In summary, many acute care providers should ask, “Are they generating the most value from their IRU as they could or should?” A sale or partnership of the IRF could add value to the health system beyond the initial cash flow from a transaction. The relationship between an acute care host hospital and the IRF is considered a referral relationship with Medicare patients. Therefore, whether through a sale or contribution, healthcare transactions must be properly established at fair market value. Based on VMG Health’s experience with hundreds of IRF transactions, the departmental operational reports never represent IRF’s real economic impact on the host hospital. As many IRUs operate as departments of hospitals and utilize allocated cost methodologies, it can be a highly technical undertaking to assess the profitability and overall value of an IRU. Specific knowledge and insight into key industry value drivers, such as reimbursement/payor mix, staffing metrics, unit size/bed configuration, and utilization, should be considered. A credible valuation with access to a detailed national IRF benchmark analysis9 for revenue and expenses can help ensure a successful transaction.

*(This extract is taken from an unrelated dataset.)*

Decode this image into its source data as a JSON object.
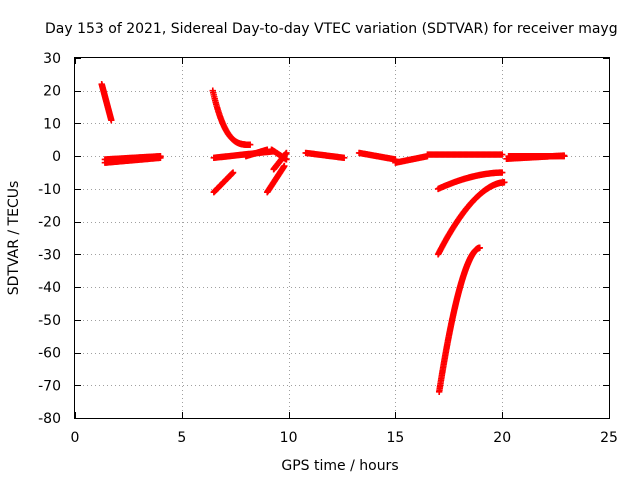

To provide some IRF value perspective, VMG Health has observed IRF transactions per occupied bed as high as $800,000, with common value ranges per licensed bed between $200,000 and $400,000, and revenue multiples typically falling in the 0.8–1.4x range. This year might be a great time to ask, “Is your IRU generating the value your patients have come to expect, supporting your healthcare strategy, and adding value to your bottom line?”


[1] MedPac 2022 Report (

[2] Medicare population projected at 5% annually over the next several years.

[3] Census projections for 2018 to 2022 and 2022 to 2026.

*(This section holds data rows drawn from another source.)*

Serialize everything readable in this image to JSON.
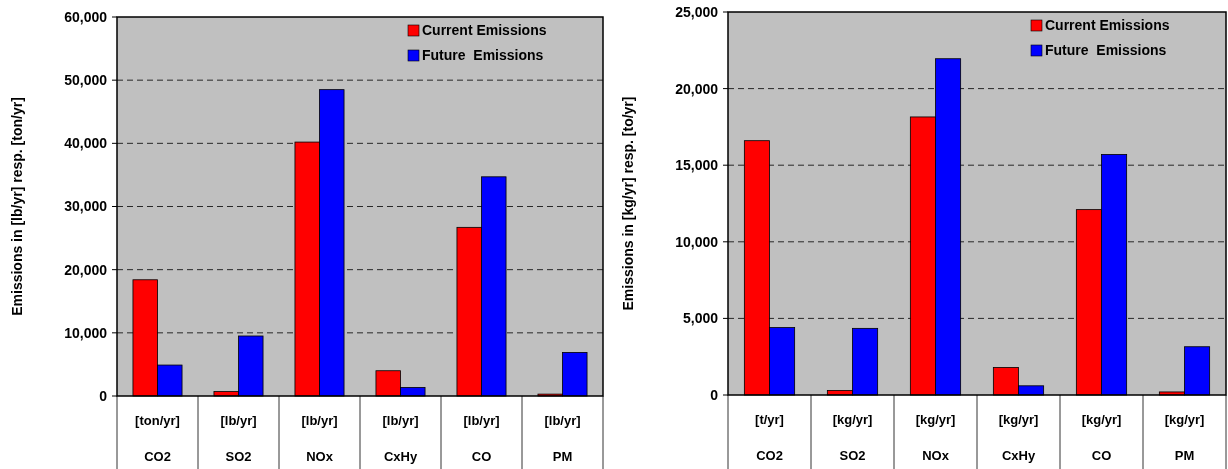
{
  "chart_data": [
    {
      "type": "bar",
      "ylabel": "Emissions in [lb/yr] resp. [ton/yr]",
      "categories": [
        "[ton/yr]\nCO2",
        "[lb/yr]\nSO2",
        "[lb/yr]\nNOx",
        "[lb/yr]\nCxHy",
        "[lb/yr]\nCO",
        "[lb/yr]\nPM"
      ],
      "series": [
        {
          "name": "Current Emissions",
          "color": "#ff0000",
          "values": [
            18400,
            700,
            40200,
            4000,
            26700,
            300
          ]
        },
        {
          "name": "Future  Emissions",
          "color": "#0000ff",
          "values": [
            4900,
            9500,
            48500,
            1350,
            34700,
            6900
          ]
        }
      ],
      "ylim": [
        0,
        60000
      ],
      "yticks": [
        {
          "value": 0,
          "label": "0"
        },
        {
          "value": 10000,
          "label": "10,000"
        },
        {
          "value": 20000,
          "label": "20,000"
        },
        {
          "value": 30000,
          "label": "30,000"
        },
        {
          "value": 40000,
          "label": "40,000"
        },
        {
          "value": 50000,
          "label": "50,000"
        },
        {
          "value": 60000,
          "label": "60,000"
        }
      ],
      "grid": "y",
      "legend": "top right"
    },
    {
      "type": "bar",
      "ylabel": "Emissions in [kg/yr] resp. [to/yr]",
      "categories": [
        "[t/yr]\nCO2",
        "[kg/yr]\nSO2",
        "[kg/yr]\nNOx",
        "[kg/yr]\nCxHy",
        "[kg/yr]\nCO",
        "[kg/yr]\nPM"
      ],
      "series": [
        {
          "name": "Current Emissions",
          "color": "#ff0000",
          "values": [
            16600,
            300,
            18150,
            1800,
            12100,
            200
          ]
        },
        {
          "name": "Future  Emissions",
          "color": "#0000ff",
          "values": [
            4400,
            4350,
            21950,
            600,
            15700,
            3150
          ]
        }
      ],
      "ylim": [
        0,
        25000
      ],
      "yticks": [
        {
          "value": 0,
          "label": "0"
        },
        {
          "value": 5000,
          "label": "5,000"
        },
        {
          "value": 10000,
          "label": "10,000"
        },
        {
          "value": 15000,
          "label": "15,000"
        },
        {
          "value": 20000,
          "label": "20,000"
        },
        {
          "value": 25000,
          "label": "25,000"
        }
      ],
      "grid": "y",
      "legend": "top right"
    }
  ]
}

[4] Encompass Health Investor Reference Book

[5] Irvin Levin’s 4th Quarter 2020 M&A Report

[6] Baird 2020 Global Healthcare Conference

[7] Kindred Healthcare December 1, 2020 Press Release (

[8] Medicare reimbursement per episode of care for inpatient rehabilitation is generally higher as compared to other post-acute facilities because IRFs are designed to offer intensive rehabilitation services to patients that cannot be served in other less intensive rehabilitation settings, such as skilled nursing facilities or home health. Due to the higher reimbursement, CMS became concerned that patients who did not require intensive rehabilitation services were being treated in an IRF setting. Therefore, CMS implemented the 75% rule which required that 75% of patients admitted to an IRF have a primary diagnosis or comorbidity in one of the 13 qualifying medical conditions listed in the table below. After implementing, Medicare adjusted the 75% rule to a new compliance threshold of 60% by the Medicare, Medicaid, and SCHIP Extension Act of 2007 (“MMSEA”). In addition, MMSEA also permitted IRFs to use patient’s secondary medical conditions & comorbidities to determine whether a patient qualifies for inpatient rehabilitative care. The legislation is referred to as the “60% Rule.”

[9] In addition to the 60% rule, to be eligible for payment as an IRF under CMS, patients must attend three hours of therapy in 5 of 7 consecutive days.

[10] VMG Health’s proprietary inpatient rehabilitation database includes 20 years of inpatient rehabilitation analyses with over 100 IRF transactions.